Il Pallagrello torna protagonista alla Reggia di Carditello
08 Novembre 2021
Quattro mila metri quadrati per produrre il vino preferito da Ferdinando I di Borbone. Note di agrumi, frutta esotica, melone e una spiccata sapidità: il vitigno reale Pallagrello è tutto da scoprire
Nell’antica Reggia di Carditello, voluta da Carlo di Borbone come riserva di caccia ed area destinata all’allevamento dei cavalli di razza reale e poi trasformata nel 1787 da Ferdinando IV in un’azienda agricola modello, rivivrà la produzione del Pallagrello.
Grazie alla collaborazione tecnica tra Vigne Chigi di Capua e la Fondazione Real Sito di Carditello, verrà vinificato e poi immesso sul mercato, anche internazionale, il vino un tempo prodotto nel sito borbonico.
Un’iniziativa molto ampia ed ambiziosa, volta alla valorizzazione del territorio nonché alla riscoperta di antichi vitigni tra cui, appunto, il Pallagrello bianco e nero.
Il nome di queste due varietà, un tempo comunemente chiamate “pallarella”, trae probabilmente origine dalla forma sferica degli acini. Tuttavia, in passato il Pallagrello bianco è stato erroneamente considerato semplice sinonimo della Coda di Volpe bianca e l’errore nasceva dal fatto che entrambi i vitigni hanno un grappolo molto simile. Questa similitudine morfologica ha messo a serio rischio la sopravvivenza del vitigno, tra l’altro coltivato in un ambito geografico molto più ristretto rispetto alla Coda di Volpe.
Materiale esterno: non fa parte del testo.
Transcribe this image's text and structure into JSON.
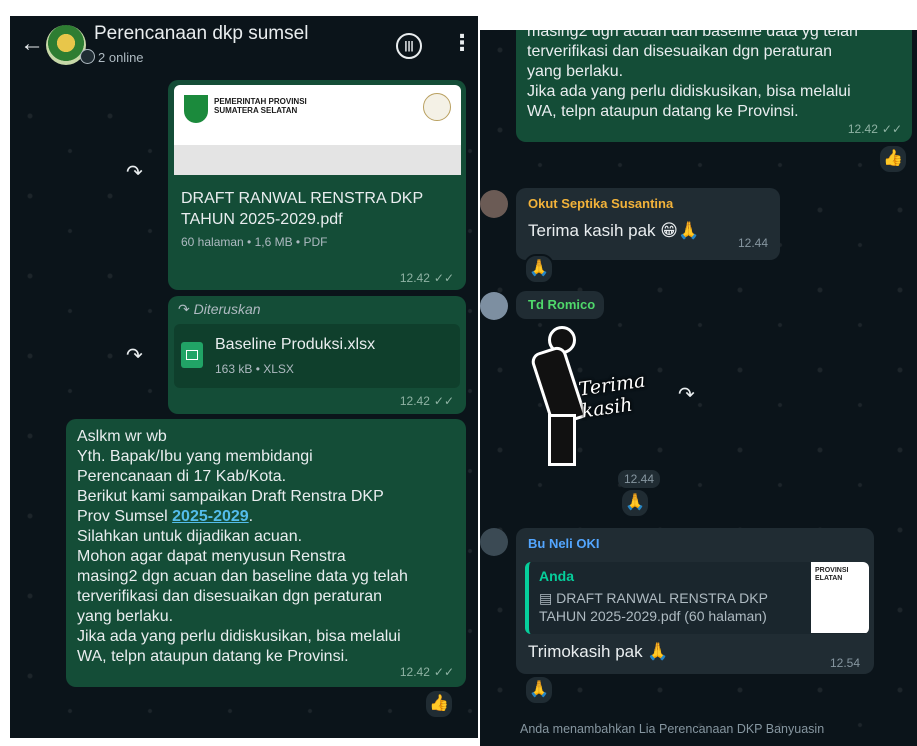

Per quanto riguarda invece la varietà a bacca scura, si pensa che essa sia riconducibile alla Vitisalopecis di origine greca descritta già da Plinio e poi inesorabilmente caduta in declino agli inizi del novecento, fino alla sua ricomparsa, alle soglia del nuovo millennio, per mano di uno sparuto ed ostinato gruppo di viticoltori della zona del Volturno.
L’intento della Fondazione Real Sito di Carditello e di Vigne Chigi è di restituire al Pallagrello l’importanza conquistata sulle tavole dei Borbone, come testimoniato dal giudizio di Ferdinando IV che soleva parlare di queste due varietà come le uniche due campane degne di figurare nella magnifica e famosa Vigna del Ventaglio di San Leucio di Caserta, un esteso vigneto a semicerchio con dieci raggi, destinati alle dieci varietà più prestigiose del Regno delle Due Sicilie.
L’operazione di recupero è stata possibile grazie all’assegnazione da parte della Regione Campania dell’area coltivabile alla Fondazione Real Sito di Carditello, suolo impiantato a vigneto da Vigne Chigi a partire da marzo 2021 al fine di confermare l’originaria vocazione di Fattoria Reale dopo decenni di abbandono, durante i quali furono portati via gran parte degli arredi e dei marmi che impreziosivano la tenuta borbonica.
Noi di Dodici Magazine abbiamo raggiunto telefonicamente l’Avv. Giuseppe Chillemi, titolare di Vigne Chigi, e con lui abbiamo guardato al presente e al futuro della vigna borbonica.
Giuseppe, cosa ha spinto Vigne Chigi ad intraprendere questa ambiziosa operazione di recupero?
«La mission generale di Vigne Chigi non è solo votata al recupero di un antico vitigno, ma è anche incentrata sulla possibilità di parlare del territorio. Poggiare lo sguardo su Carditello ha offerto l’opportunità di ampliare il contesto in cui rendere protagoniste la tradizione e la cultura enogastronomica del territorio».
Quali sono le tempistiche e gli obiettivi a lungo raggio in relazione alla vigna di Carditello?
«La prima raccolta è stimata tra quattro anni, sperando che il clima lo consenta dato che quest’anno abbiamo avuto un’estate caratterizzata dalla siccità. Riguardo gli obiettivi, innanzitutto fare del vino di qualità. Non ci poniamo solo finalità commerciali, l’intento è certamente di creare una realtà didattico-dimostrativa secondo il concetto di buona uva in una bella vigna».